In all three models, bivariable analyses indicated significant associations between QoL and at least one variable from each health, economic, and social dimension. In multivariable analyses, only health-related variables remained significantly associated with QoL in model 1. Model 3 additionally retained financial situation. In model 2, QoL was positively associated with physical health [odds ratio (OR) 1.10, p < 0.001], mental health (OR 1.12, p < 0.001), self-rated health (OR 2.43, p < 0.001), group activities participation (OR 1.43, p = 0.037), being socially supported (OR 1.58, p = 0.024), and not reporting financial difficulties (OR 1.76; p = 0.036).
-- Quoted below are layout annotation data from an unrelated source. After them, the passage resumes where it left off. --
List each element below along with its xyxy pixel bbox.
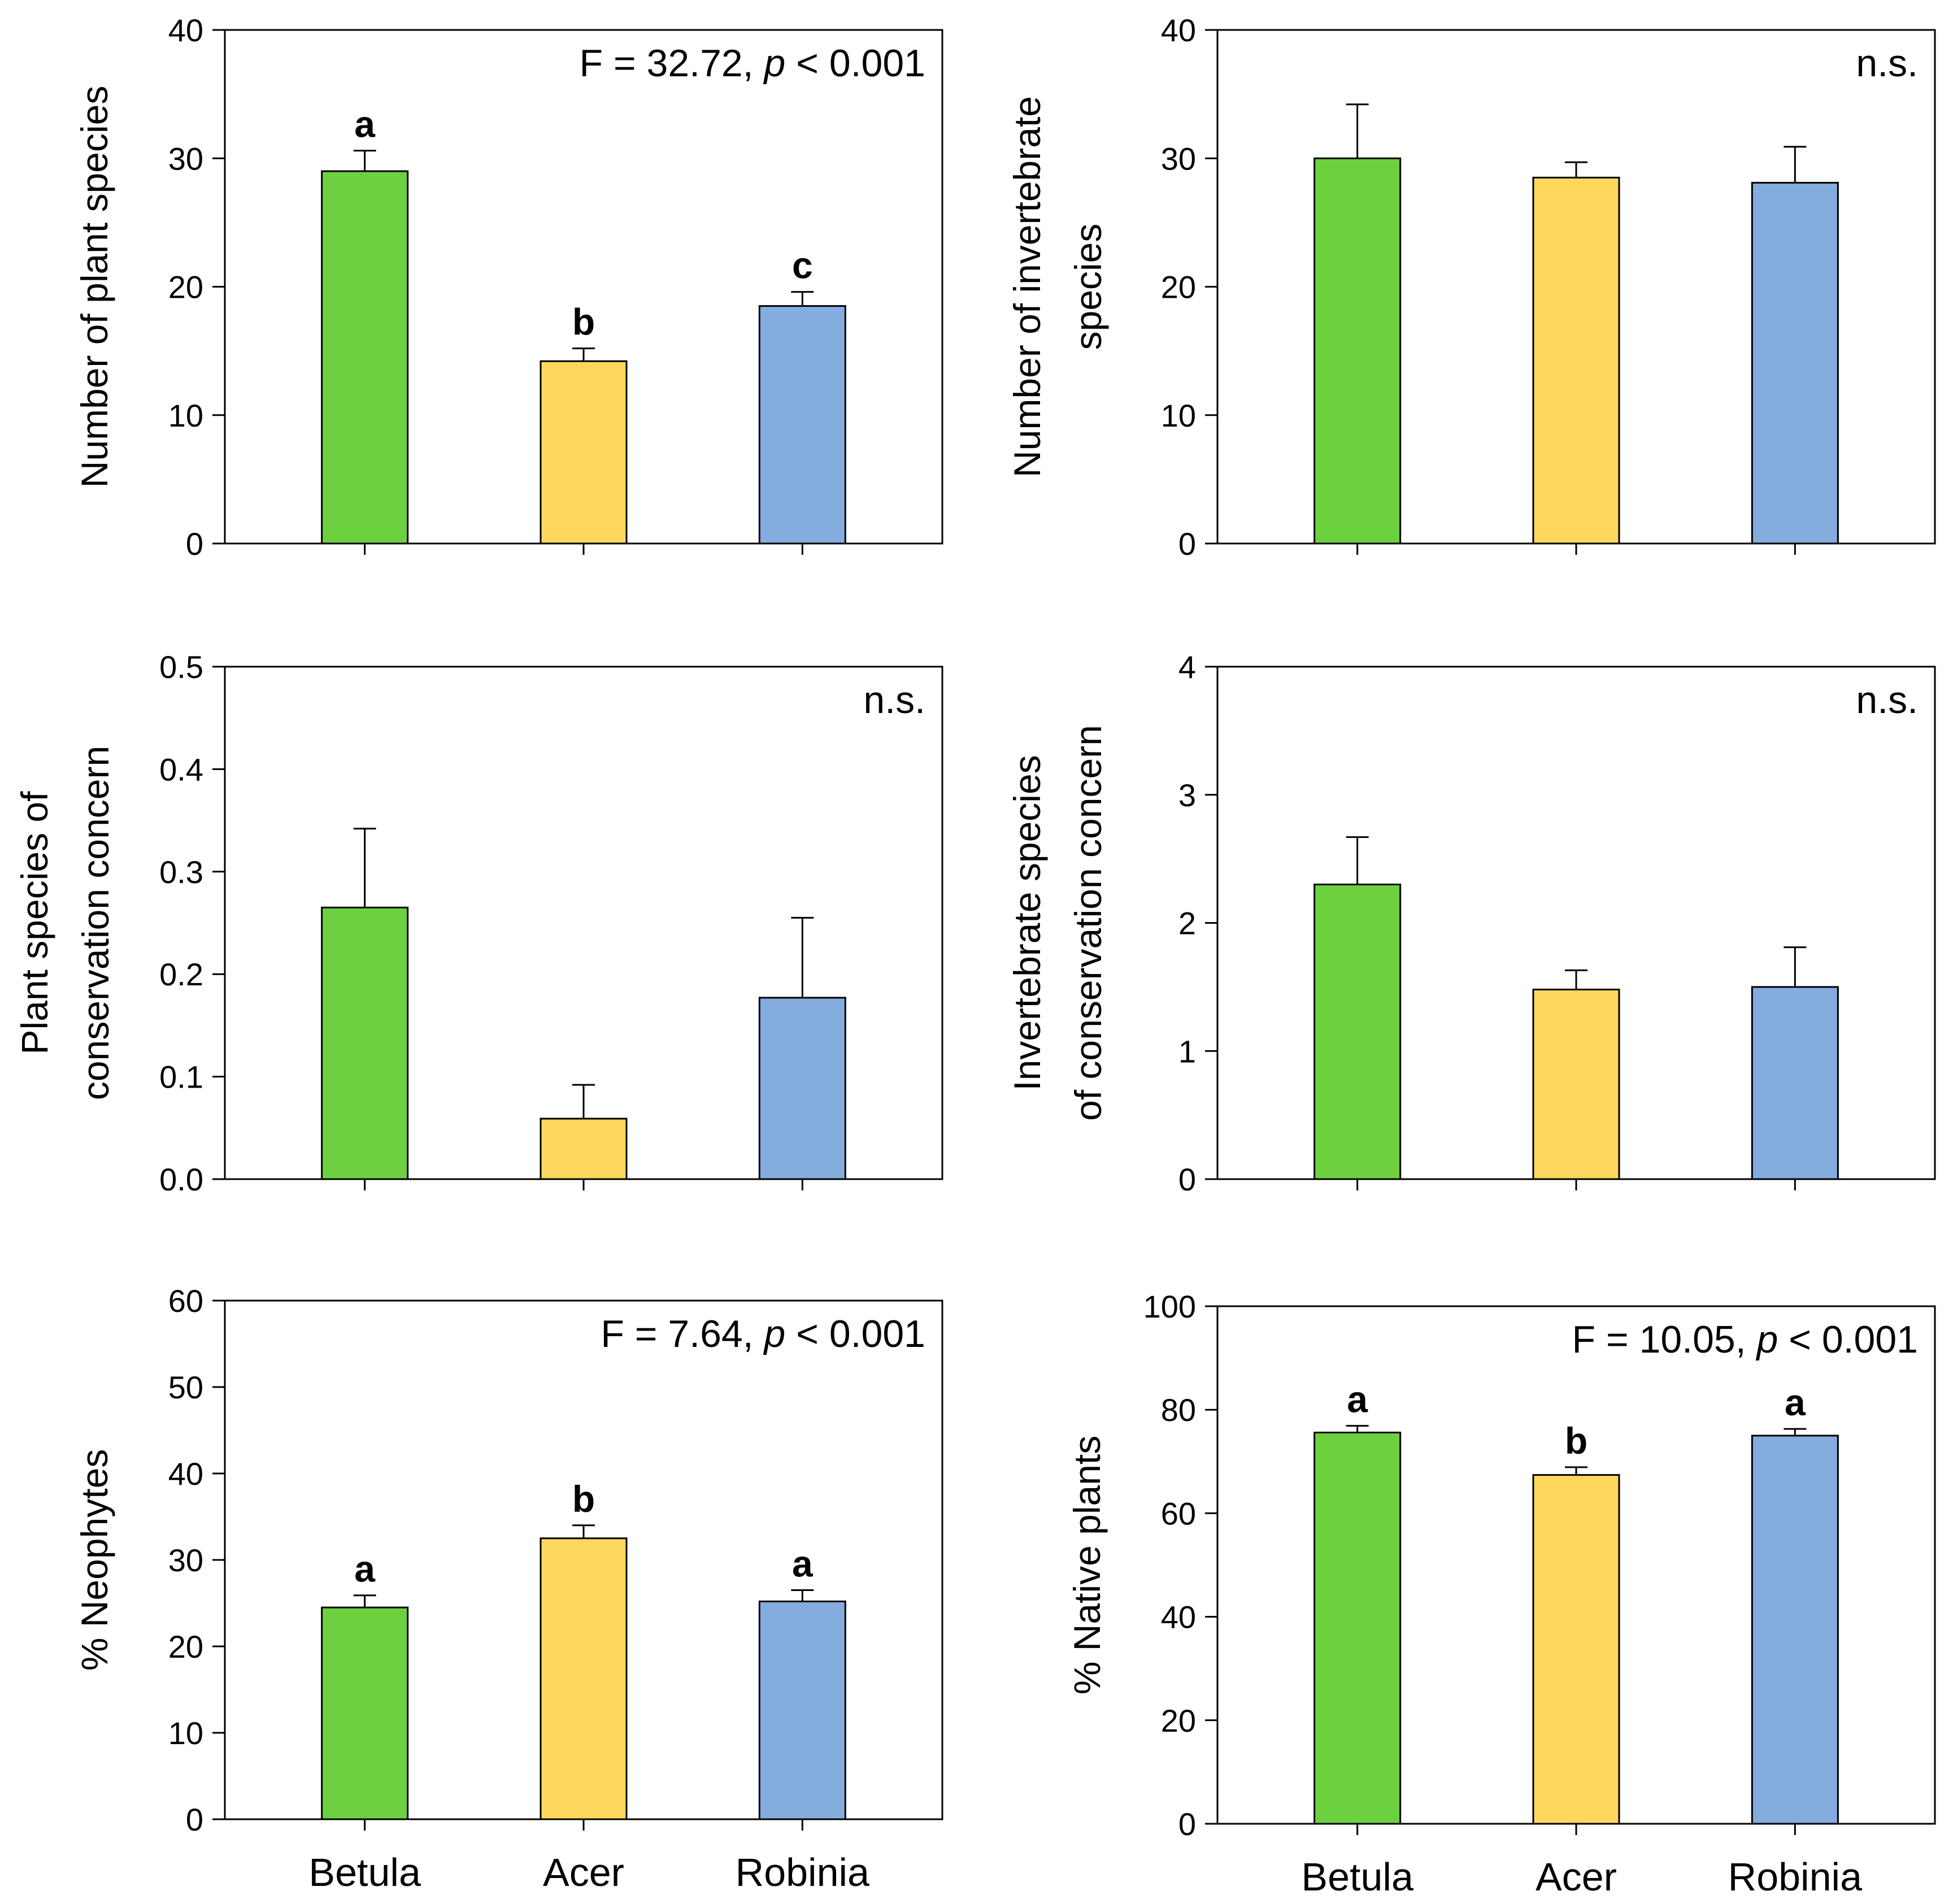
y-axis-label: species [1067, 224, 1109, 350]
y-axis-label: Number of invertebrate [1006, 96, 1048, 477]
panel-plant-species: 0 10 20 30 40 Number of plant species a b c F = 3… [73, 12, 943, 562]
stat-annotation: F = 10.05, p < 0.001 [1572, 1318, 1918, 1361]
y-tick-label: 0 [186, 1802, 203, 1837]
panel-native-plants: 0 20 40 60 80 100 % Native plants a Betula b Acer a… [1066, 1289, 1936, 1899]
y-tick-label: 0 [186, 526, 203, 562]
significance-letter: a [1347, 1379, 1368, 1420]
y-tick-label: 60 [1161, 1496, 1196, 1531]
significance-letter: c [792, 245, 813, 286]
stat-annotation: n.s. [1856, 679, 1918, 721]
bar-robinia [1751, 181, 1839, 545]
y-tick-label: 30 [1161, 141, 1196, 176]
panel-plant-conservation: 0.0 0.1 0.2 0.3 0.4 0.5 Plant species of conser… [14, 649, 943, 1197]
y-axis-label: of conservation concern [1067, 725, 1109, 1121]
y-tick-label: 40 [1161, 12, 1196, 48]
significance-letter: a [354, 1548, 376, 1590]
bar-acer [540, 360, 628, 545]
x-tick-label-betula: Betula [1301, 1855, 1413, 1899]
y-tick-label: 30 [168, 1542, 203, 1578]
y-tick-label: 40 [168, 1456, 203, 1492]
panel-invertebrate-conservation: 0 1 2 3 4 Invertebrate species of conservation… [1006, 649, 1936, 1197]
bar-betula [321, 906, 409, 1180]
bar-robinia [758, 997, 846, 1180]
y-tick-label: 4 [1178, 649, 1196, 685]
y-axis-label: Invertebrate species [1006, 755, 1048, 1090]
y-axis-label: Plant species of [14, 791, 55, 1055]
y-tick-label: 20 [1161, 1703, 1196, 1738]
y-tick-label: 100 [1143, 1289, 1196, 1324]
y-tick-label: 40 [1161, 1599, 1196, 1635]
bar-betula [1313, 157, 1402, 545]
y-tick-label: 0.0 [159, 1162, 203, 1197]
bar-robinia [758, 1600, 846, 1820]
x-tick-label-acer: Acer [1536, 1855, 1617, 1899]
y-tick-label: 10 [1161, 398, 1196, 433]
y-tick-label: 3 [1178, 777, 1196, 813]
bar-acer [540, 1118, 628, 1180]
y-tick-label: 0 [1178, 1162, 1196, 1197]
bar-betula [321, 170, 409, 545]
y-tick-label: 10 [168, 1715, 203, 1751]
bar-betula [1313, 883, 1402, 1180]
y-axis-label: % Native plants [1066, 1436, 1108, 1695]
bar-acer [1532, 1474, 1620, 1825]
y-tick-label: 0.5 [159, 649, 203, 685]
panel-invertebrate-species: 0 10 20 30 40 Number of invertebrate species n.… [1006, 12, 1936, 562]
x-tick-label-betula: Betula [308, 1850, 421, 1894]
y-tick-label: 10 [168, 398, 203, 433]
y-axis-label: conservation concern [75, 746, 116, 1100]
y-tick-label: 20 [168, 1629, 203, 1664]
y-tick-label: 20 [1161, 269, 1196, 305]
significance-letter: b [1565, 1420, 1587, 1462]
panel-neophytes: 0 10 20 30 40 50 60 % Neophytes a Betula b Acer a Rob… [73, 1283, 943, 1894]
significance-letter: a [1785, 1381, 1806, 1423]
x-tick-label-robinia: Robinia [1728, 1855, 1862, 1899]
significance-letter: b [572, 1478, 595, 1520]
x-tick-label-acer: Acer [543, 1850, 624, 1894]
x-tick-label-robinia: Robinia [736, 1850, 869, 1894]
bar-acer [1532, 988, 1620, 1180]
stat-annotation: n.s. [1856, 42, 1918, 85]
y-tick-label: 0.2 [159, 957, 203, 992]
significance-letter: a [792, 1543, 814, 1585]
significance-letter: a [354, 103, 376, 145]
y-tick-label: 50 [168, 1370, 203, 1405]
y-tick-label: 40 [168, 12, 203, 48]
bar-robinia [758, 305, 846, 545]
y-tick-label: 60 [168, 1283, 203, 1319]
stat-annotation: F = 7.64, p < 0.001 [601, 1312, 925, 1355]
y-tick-label: 20 [168, 269, 203, 305]
bar-acer [540, 1537, 628, 1820]
y-axis-label: Number of plant species [73, 86, 115, 488]
y-tick-label: 0 [1178, 1806, 1196, 1842]
significance-letter: b [572, 301, 595, 343]
y-tick-label: 0 [1178, 526, 1196, 562]
bar-betula [321, 1606, 409, 1820]
y-tick-label: 0.3 [159, 854, 203, 890]
y-axis-label: % Neophytes [73, 1449, 115, 1671]
y-tick-label: 0.4 [159, 751, 203, 787]
y-tick-label: 2 [1178, 906, 1196, 941]
bar-betula [1313, 1432, 1402, 1825]
y-tick-label: 0.1 [159, 1059, 203, 1095]
stat-annotation: n.s. [863, 679, 925, 721]
bar-robinia [1751, 1434, 1839, 1825]
bar-robinia [1751, 986, 1839, 1180]
bar-acer [1532, 176, 1620, 545]
y-tick-label: 1 [1178, 1033, 1196, 1069]
y-tick-label: 80 [1161, 1392, 1196, 1428]
stat-annotation: F = 32.72, p < 0.001 [580, 42, 925, 85]
y-tick-label: 30 [168, 141, 203, 176]
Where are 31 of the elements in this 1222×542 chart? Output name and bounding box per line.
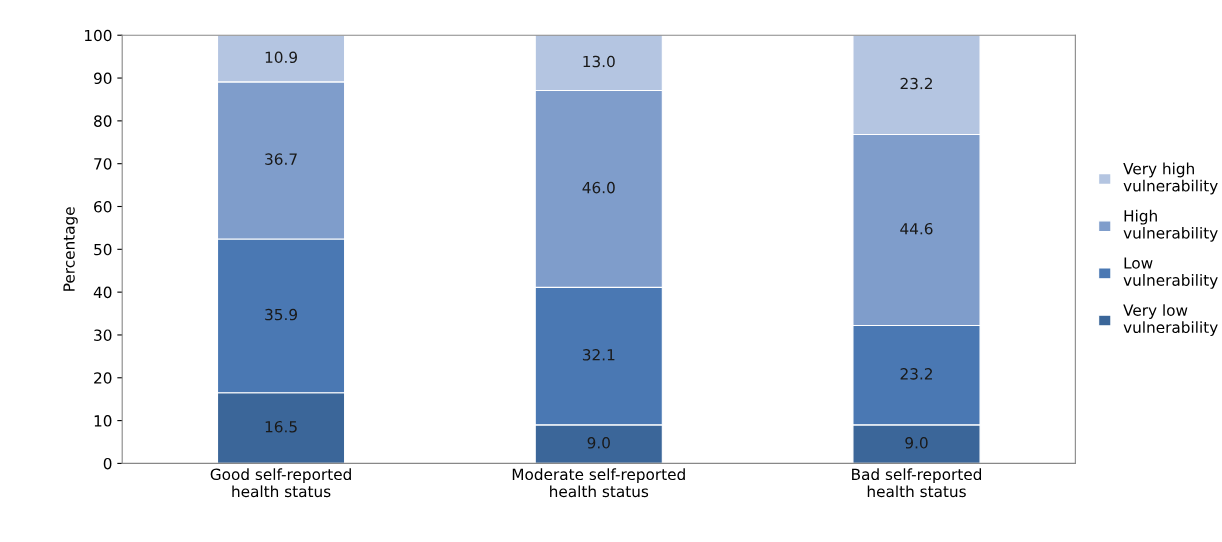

Using different cut-offs to defining favorable QoL results in important changes in the number and type of significant health, economic and social determinants. A cut-off between 'good' and 'very good' appears to best reflect the multidimensional nature of QoL.
本研究旨在确定在使用不同临界值定义良好生活质量(QoL)时,社区居住的老年人生活质量在健康、经济和社会决定因素方面的变化。
使用了来自Lc65 +队列研究的1003名老年男性和女性2011年度评估的数据。总体生活质量被自评分为“优秀”“非常好”“好”“一般”或“差”。为了确定生活质量的显著健康(自评健康、SF - 12v2身体和心理健康)、经济(财务状况)和社会(与他人同住、获得社会支持、情感支持、参与团体活动)决定因素,在“优秀”到“差”的范围内,在三个不同位置设置临界值来定义良好生活质量:至少为“好”(模型1);至少为“非常好”(模型2);仅为“优秀”(模型3)。
在所有三个模型中,双变量分析表明生活质量与健康、经济和社会维度中的至少一个变量之间存在显著关联。在多变量分析中,模型1中仅与健康相关的变量仍与生活质量显著相关。模型3还保留了财务状况。在模型2中,生活质量与身体健康[比值比(OR)1.10,p < 0.001]、心理健康(OR 1.12,p < 0.001)、自评健康(OR 2.43,p < 0.001)、参与团体活动(OR 1.43,p = 0.037)、获得社会支持(OR 1.58,p = 0.024)以及未报告财务困难(OR 1.76;p = 0.036)呈正相关。
使用不同临界值定义良好生活质量会导致显著健康、经济和社会决定因素的数量和类型发生重要变化。“好”和“非常好”之间的临界值似乎最能反映生活质量的多维度性质。